Cranberry and blueberry tarts can be made with fresh, frozen, or dried berries and require sugar to sweeten the sour fruit. Cooks can use a buttery or phyllo dough crust and should look for plump, firm berries. Overcooking can result in mushy berries. A sweet fruit can be added to the tart, and the crust can be free-form or in a cake pan.
A cranberry tart usually consists of a sauce of fresh cranberries or berries combined with sugar, other fruits, or a milk base. The tart can have a buttery crust or a phyllo dough crust. Cooks make cranberry pies using fresh, frozen, or dried cranberries. Because the fruit is very sour and can be bitter, sugar is a necessary ingredient. When making blueberry tart with fresh berries, the fruit needs to be in pristine condition.
Fresh blueberries are only available in the fall and early winter of each year. The fruit is native to North America. During the rest of the year, a cook may substitute the fresh berries in a blueberry tart with frozen or dried berries. Dried berries are usually soaked before being added to a tart batter. A cook can’t use dried cranberries to make a gravy filling, though.
When selecting fresh berries for use in a cranberry tart, a cook should look for plump, firm berries. If the cranberries are bruised or cracked, he should leave the bag on the shelf. The berries should be red or pink. A cranberry is not ripe.
It is possible to overcook cranberries when making a tart. The berries are ready to add to the tart crust when they open under pressure from the heat. If a cook leaves cranberries on the stove for too long, they will become too soft and mushy.
Sugar is a necessary ingredient when making a cranberry tart.
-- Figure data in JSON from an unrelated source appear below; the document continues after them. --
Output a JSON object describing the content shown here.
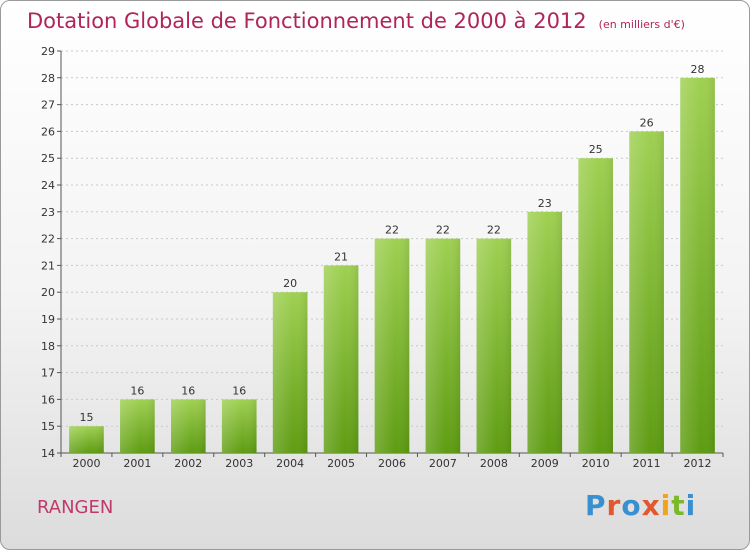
{
  "header": {
    "title": "Dotation Globale de Fonctionnement de 2000 à 2012",
    "subtitle": "(en milliers d'€)"
  },
  "footer": {
    "location": "RANGEN",
    "logo": "Proxiti"
  },
  "colors": {
    "bar_top": "#9fd052",
    "bar_bottom": "#5e9c12",
    "title": "#b0245a"
  },
  "chart_data": {
    "type": "bar",
    "title": "Dotation Globale de Fonctionnement de 2000 à 2012",
    "subtitle": "(en milliers d'€)",
    "xlabel": "",
    "ylabel": "",
    "categories": [
      "2000",
      "2001",
      "2002",
      "2003",
      "2004",
      "2005",
      "2006",
      "2007",
      "2008",
      "2009",
      "2010",
      "2011",
      "2012"
    ],
    "values": [
      15,
      16,
      16,
      16,
      20,
      21,
      22,
      22,
      22,
      23,
      25,
      26,
      28
    ],
    "ylim": [
      14,
      29
    ],
    "yticks": [
      14,
      15,
      16,
      17,
      18,
      19,
      20,
      21,
      22,
      23,
      24,
      25,
      26,
      27,
      28,
      29
    ],
    "grid": true,
    "legend": "none"
  }
}
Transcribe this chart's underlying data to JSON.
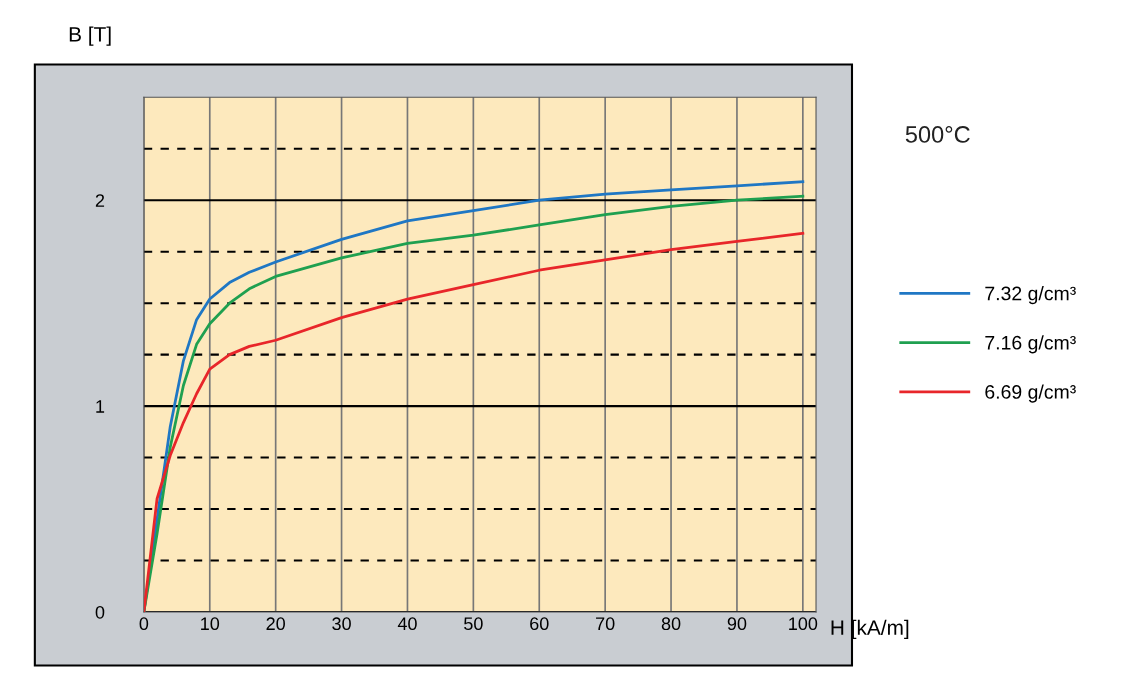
{
  "chart_data": {
    "type": "line",
    "xlabel": "H [kA/m]",
    "ylabel": "B [T]",
    "annotations": [
      "500°C"
    ],
    "xlim": [
      0,
      102
    ],
    "xticks": [
      0,
      10,
      20,
      30,
      40,
      50,
      60,
      70,
      80,
      90,
      100
    ],
    "ylim": [
      0,
      2.5
    ],
    "yticks": [
      0,
      {
        "value": 0.25,
        "label": null
      },
      {
        "value": 0.5,
        "label": null
      },
      {
        "value": 0.75,
        "label": null
      },
      1,
      {
        "value": 1.25,
        "label": null
      },
      {
        "value": 1.5,
        "label": null
      },
      {
        "value": 1.75,
        "label": null
      },
      2,
      {
        "value": 2.25,
        "label": null
      }
    ],
    "grid": true,
    "legend": "right",
    "marker": "none",
    "line_style": "solid",
    "series": [
      {
        "name": "7.32 g/cm³",
        "color": "#1f77c4",
        "x": [
          0,
          2,
          4,
          6,
          8,
          10,
          13,
          16,
          20,
          30,
          40,
          50,
          60,
          70,
          80,
          90,
          100
        ],
        "values": [
          0,
          0.45,
          0.9,
          1.22,
          1.42,
          1.52,
          1.6,
          1.65,
          1.7,
          1.81,
          1.9,
          1.95,
          2.0,
          2.03,
          2.05,
          2.07,
          2.09
        ]
      },
      {
        "name": "7.16 g/cm³",
        "color": "#1fa050",
        "x": [
          0,
          2,
          4,
          6,
          8,
          10,
          13,
          16,
          20,
          30,
          40,
          50,
          60,
          70,
          80,
          90,
          100
        ],
        "values": [
          0,
          0.38,
          0.8,
          1.1,
          1.3,
          1.4,
          1.5,
          1.57,
          1.63,
          1.72,
          1.79,
          1.83,
          1.88,
          1.93,
          1.97,
          2.0,
          2.02
        ]
      },
      {
        "name": "6.69 g/cm³",
        "color": "#e8262a",
        "x": [
          0,
          2,
          4,
          6,
          8,
          10,
          13,
          16,
          20,
          30,
          40,
          50,
          60,
          70,
          80,
          90,
          100
        ],
        "values": [
          0,
          0.55,
          0.76,
          0.92,
          1.06,
          1.18,
          1.25,
          1.29,
          1.32,
          1.43,
          1.52,
          1.59,
          1.66,
          1.71,
          1.76,
          1.8,
          1.84
        ]
      }
    ]
  }
}
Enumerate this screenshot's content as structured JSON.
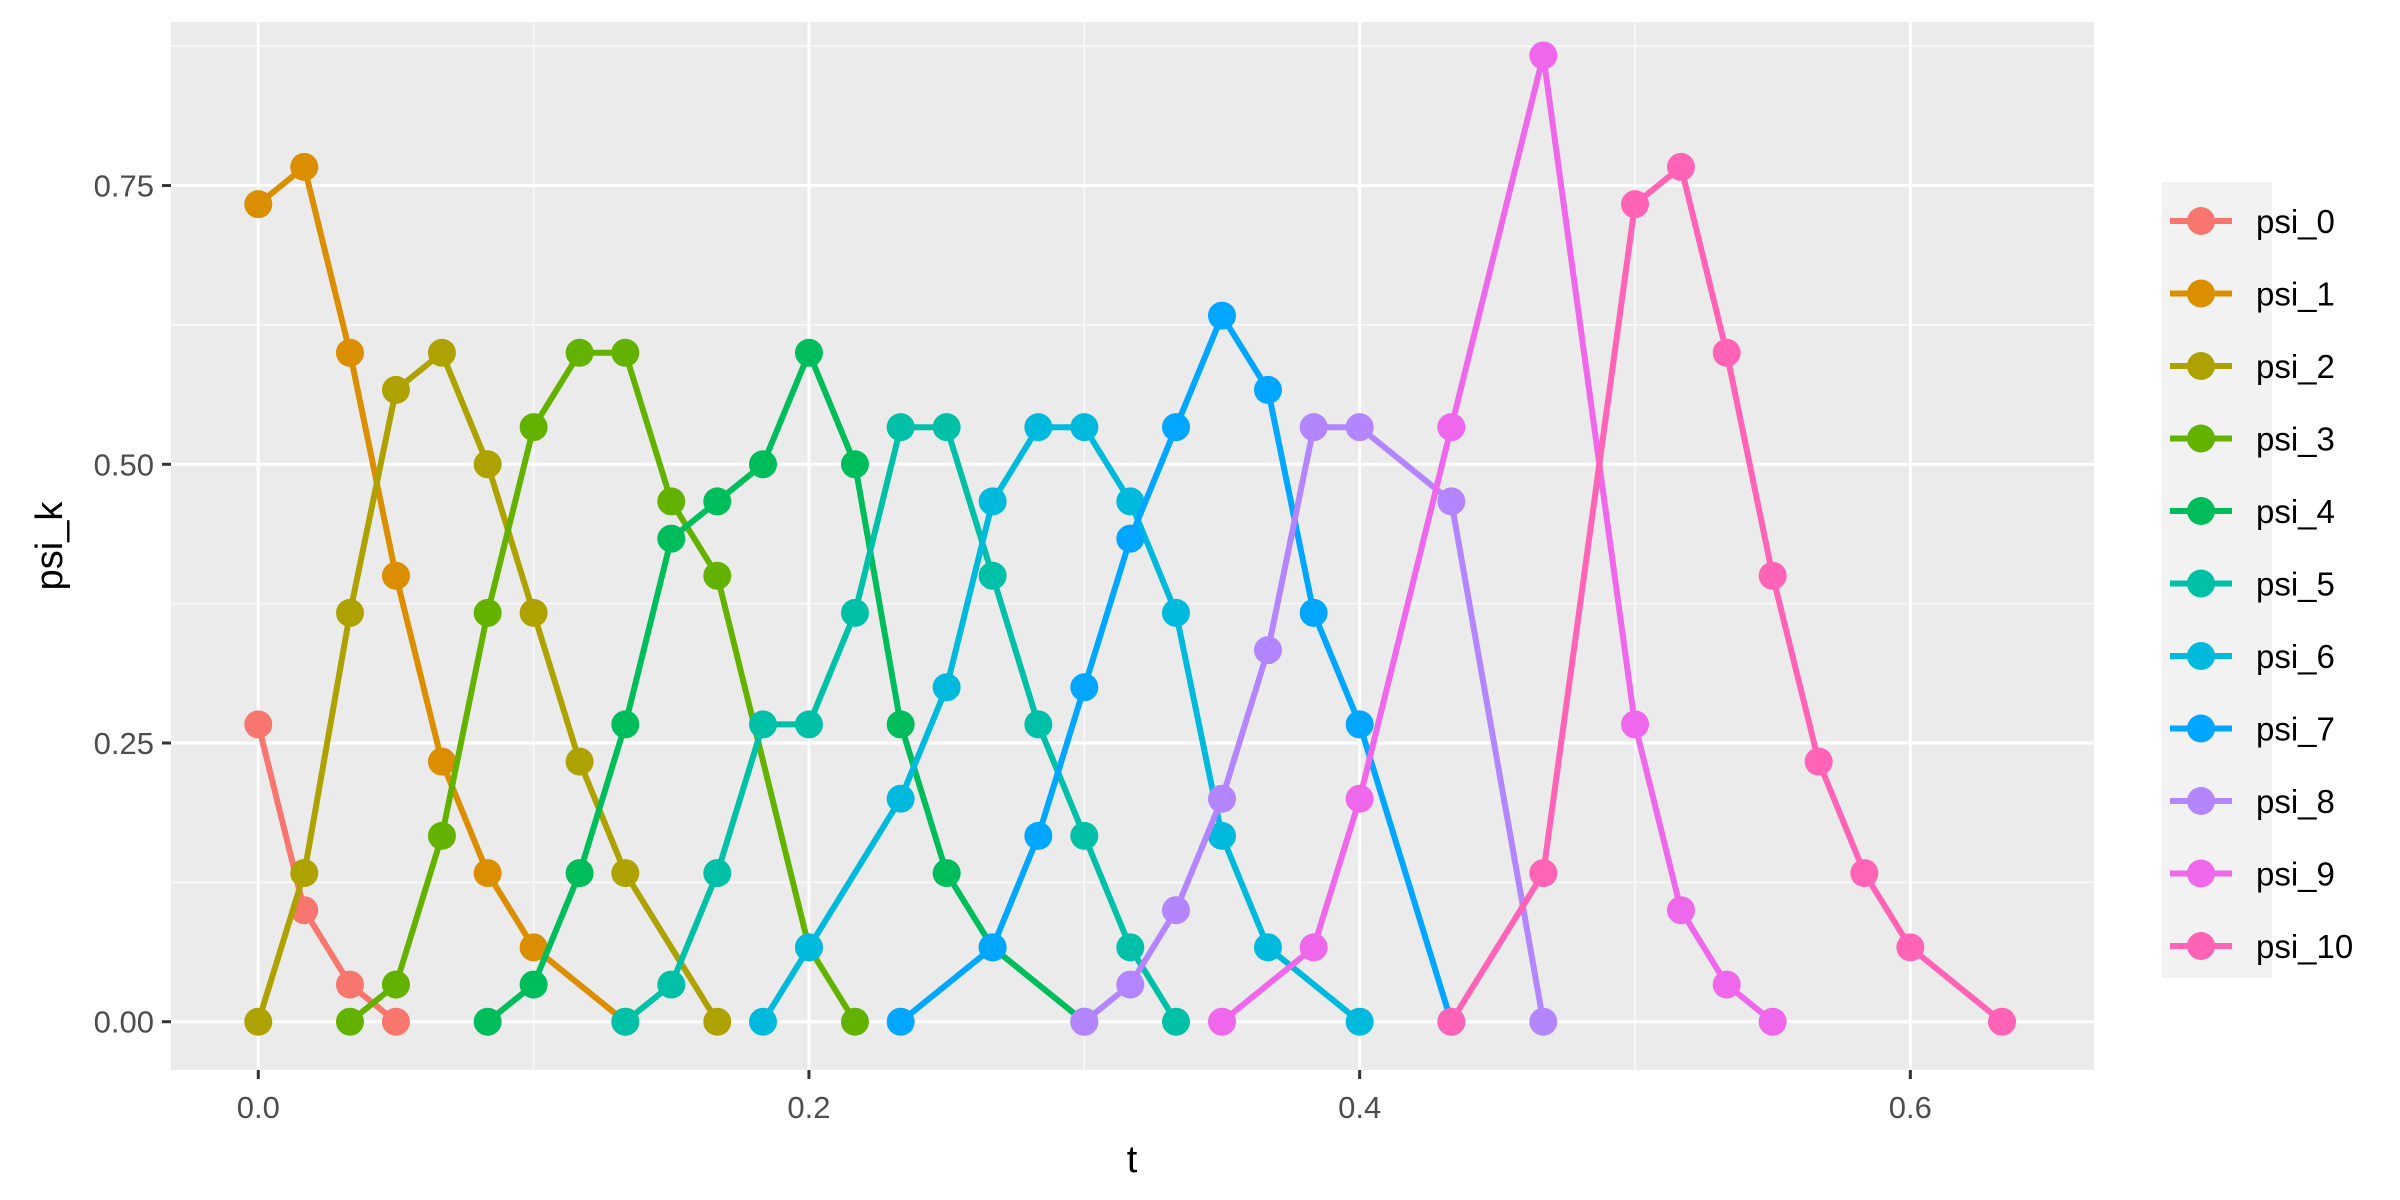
{
  "chart_data": {
    "type": "line",
    "xlabel": "t",
    "ylabel": "psi_k",
    "xlim": [
      -0.0317,
      0.6667
    ],
    "ylim": [
      -0.0433,
      0.8967
    ],
    "xticks": [
      0.0,
      0.2,
      0.4,
      0.6
    ],
    "xtick_labels": [
      "0.0",
      "0.2",
      "0.4",
      "0.6"
    ],
    "yticks": [
      0.0,
      0.25,
      0.5,
      0.75
    ],
    "ytick_labels": [
      "0.00",
      "0.25",
      "0.50",
      "0.75"
    ],
    "grid": true,
    "legend_position": "right",
    "markers": true,
    "series": [
      {
        "name": "psi_0",
        "color": "#F8766D",
        "points": [
          [
            0.0,
            0.2667
          ],
          [
            0.0167,
            0.1
          ],
          [
            0.0333,
            0.0333
          ],
          [
            0.05,
            0.0
          ]
        ]
      },
      {
        "name": "psi_1",
        "color": "#DB8E00",
        "points": [
          [
            0.0,
            0.7333
          ],
          [
            0.0167,
            0.7667
          ],
          [
            0.0333,
            0.6
          ],
          [
            0.05,
            0.4
          ],
          [
            0.0667,
            0.2333
          ],
          [
            0.0833,
            0.1333
          ],
          [
            0.1,
            0.0667
          ],
          [
            0.1333,
            0.0
          ]
        ]
      },
      {
        "name": "psi_2",
        "color": "#AEA200",
        "points": [
          [
            0.0,
            0.0
          ],
          [
            0.0167,
            0.1333
          ],
          [
            0.0333,
            0.3667
          ],
          [
            0.05,
            0.5667
          ],
          [
            0.0667,
            0.6
          ],
          [
            0.0833,
            0.5
          ],
          [
            0.1,
            0.3667
          ],
          [
            0.1167,
            0.2333
          ],
          [
            0.1333,
            0.1333
          ],
          [
            0.1667,
            0.0
          ]
        ]
      },
      {
        "name": "psi_3",
        "color": "#64B200",
        "points": [
          [
            0.0333,
            0.0
          ],
          [
            0.05,
            0.0333
          ],
          [
            0.0667,
            0.1667
          ],
          [
            0.0833,
            0.3667
          ],
          [
            0.1,
            0.5333
          ],
          [
            0.1167,
            0.6
          ],
          [
            0.1333,
            0.6
          ],
          [
            0.15,
            0.4667
          ],
          [
            0.1667,
            0.4
          ],
          [
            0.2,
            0.0667
          ],
          [
            0.2167,
            0.0
          ]
        ]
      },
      {
        "name": "psi_4",
        "color": "#00BD5C",
        "points": [
          [
            0.0833,
            0.0
          ],
          [
            0.1,
            0.0333
          ],
          [
            0.1167,
            0.1333
          ],
          [
            0.1333,
            0.2667
          ],
          [
            0.15,
            0.4333
          ],
          [
            0.1667,
            0.4667
          ],
          [
            0.1833,
            0.5
          ],
          [
            0.2,
            0.6
          ],
          [
            0.2167,
            0.5
          ],
          [
            0.2333,
            0.2667
          ],
          [
            0.25,
            0.1333
          ],
          [
            0.2667,
            0.0667
          ],
          [
            0.3,
            0.0
          ]
        ]
      },
      {
        "name": "psi_5",
        "color": "#00C1A7",
        "points": [
          [
            0.1333,
            0.0
          ],
          [
            0.15,
            0.0333
          ],
          [
            0.1667,
            0.1333
          ],
          [
            0.1833,
            0.2667
          ],
          [
            0.2,
            0.2667
          ],
          [
            0.2167,
            0.3667
          ],
          [
            0.2333,
            0.5333
          ],
          [
            0.25,
            0.5333
          ],
          [
            0.2667,
            0.4
          ],
          [
            0.2833,
            0.2667
          ],
          [
            0.3,
            0.1667
          ],
          [
            0.3167,
            0.0667
          ],
          [
            0.3333,
            0.0
          ]
        ]
      },
      {
        "name": "psi_6",
        "color": "#00BADE",
        "points": [
          [
            0.1833,
            0.0
          ],
          [
            0.2,
            0.0667
          ],
          [
            0.2333,
            0.2
          ],
          [
            0.25,
            0.3
          ],
          [
            0.2667,
            0.4667
          ],
          [
            0.2833,
            0.5333
          ],
          [
            0.3,
            0.5333
          ],
          [
            0.3167,
            0.4667
          ],
          [
            0.3333,
            0.3667
          ],
          [
            0.35,
            0.1667
          ],
          [
            0.3667,
            0.0667
          ],
          [
            0.4,
            0.0
          ]
        ]
      },
      {
        "name": "psi_7",
        "color": "#00A6FF",
        "points": [
          [
            0.2333,
            0.0
          ],
          [
            0.2667,
            0.0667
          ],
          [
            0.2833,
            0.1667
          ],
          [
            0.3,
            0.3
          ],
          [
            0.3167,
            0.4333
          ],
          [
            0.3333,
            0.5333
          ],
          [
            0.35,
            0.6333
          ],
          [
            0.3667,
            0.5667
          ],
          [
            0.3833,
            0.3667
          ],
          [
            0.4,
            0.2667
          ],
          [
            0.4333,
            0.0
          ]
        ]
      },
      {
        "name": "psi_8",
        "color": "#B385FF",
        "points": [
          [
            0.3,
            0.0
          ],
          [
            0.3167,
            0.0333
          ],
          [
            0.3333,
            0.1
          ],
          [
            0.35,
            0.2
          ],
          [
            0.3667,
            0.3333
          ],
          [
            0.3833,
            0.5333
          ],
          [
            0.4,
            0.5333
          ],
          [
            0.4333,
            0.4667
          ],
          [
            0.4667,
            0.0
          ]
        ]
      },
      {
        "name": "psi_9",
        "color": "#EF67EB",
        "points": [
          [
            0.35,
            0.0
          ],
          [
            0.3833,
            0.0667
          ],
          [
            0.4,
            0.2
          ],
          [
            0.4333,
            0.5333
          ],
          [
            0.4667,
            0.8667
          ],
          [
            0.5,
            0.2667
          ],
          [
            0.5167,
            0.1
          ],
          [
            0.5333,
            0.0333
          ],
          [
            0.55,
            0.0
          ]
        ]
      },
      {
        "name": "psi_10",
        "color": "#FF63B6",
        "points": [
          [
            0.4333,
            0.0
          ],
          [
            0.4667,
            0.1333
          ],
          [
            0.5,
            0.7333
          ],
          [
            0.5167,
            0.7667
          ],
          [
            0.5333,
            0.6
          ],
          [
            0.55,
            0.4
          ],
          [
            0.5667,
            0.2333
          ],
          [
            0.5833,
            0.1333
          ],
          [
            0.6,
            0.0667
          ],
          [
            0.6333,
            0.0
          ]
        ]
      }
    ]
  }
}
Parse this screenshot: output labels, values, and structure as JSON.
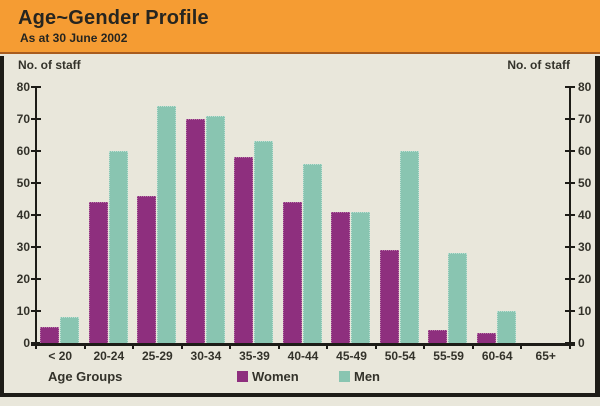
{
  "header": {
    "title": "Age~Gender Profile",
    "subtitle": "As at 30 June 2002"
  },
  "axes": {
    "left_label": "No. of staff",
    "right_label": "No. of staff",
    "x_label": "Age Groups",
    "y_ticks": [
      0,
      10,
      20,
      30,
      40,
      50,
      60,
      70,
      80
    ]
  },
  "legend": {
    "women": "Women",
    "men": "Men"
  },
  "colors": {
    "women": "#8e2f7e",
    "men": "#89c5b1",
    "header_bg": "#f59c33",
    "plot_bg": "#e9e7db",
    "frame": "#1d1c17"
  },
  "chart_data": {
    "type": "bar",
    "title": "Age~Gender Profile",
    "subtitle": "As at 30 June 2002",
    "categories": [
      "< 20",
      "20-24",
      "25-29",
      "30-34",
      "35-39",
      "40-44",
      "45-49",
      "50-54",
      "55-59",
      "60-64",
      "65+"
    ],
    "series": [
      {
        "name": "Women",
        "color": "#8e2f7e",
        "values": [
          5,
          44,
          46,
          70,
          58,
          44,
          41,
          29,
          4,
          3,
          0
        ]
      },
      {
        "name": "Men",
        "color": "#89c5b1",
        "values": [
          8,
          60,
          74,
          71,
          63,
          56,
          41,
          60,
          28,
          10,
          0
        ]
      }
    ],
    "xlabel": "Age Groups",
    "ylabel": "No. of staff",
    "ylim": [
      0,
      80
    ],
    "ytick_step": 10,
    "grid": false,
    "legend_position": "bottom",
    "dual_y_axis": true
  }
}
Usually, one part sugar to four parts cranberries should be enough to sweeten the berries sufficiently. Another way to sweeten berries when making a tart is to combine them with a sweet fruit, like an apple or pear.
A cook can use a traditional buttery tart to make a cranberry tart. He can use a purchased frozen pie dough and roll it out to fit the pan or make the dough himself. Another option is to use a graham cracker crust to make the tart. For an even healthier option, the cook can replace the pie dough with sheets of phyllo dough for a thin, flaky crust.
The crust of the tart can be free-form, like in a galette. A cake pan with a removable bottom can also be used for a dessert with fluted, raised sides. If phyllo dough is used, the cook may want to shape the tart into a pie pan.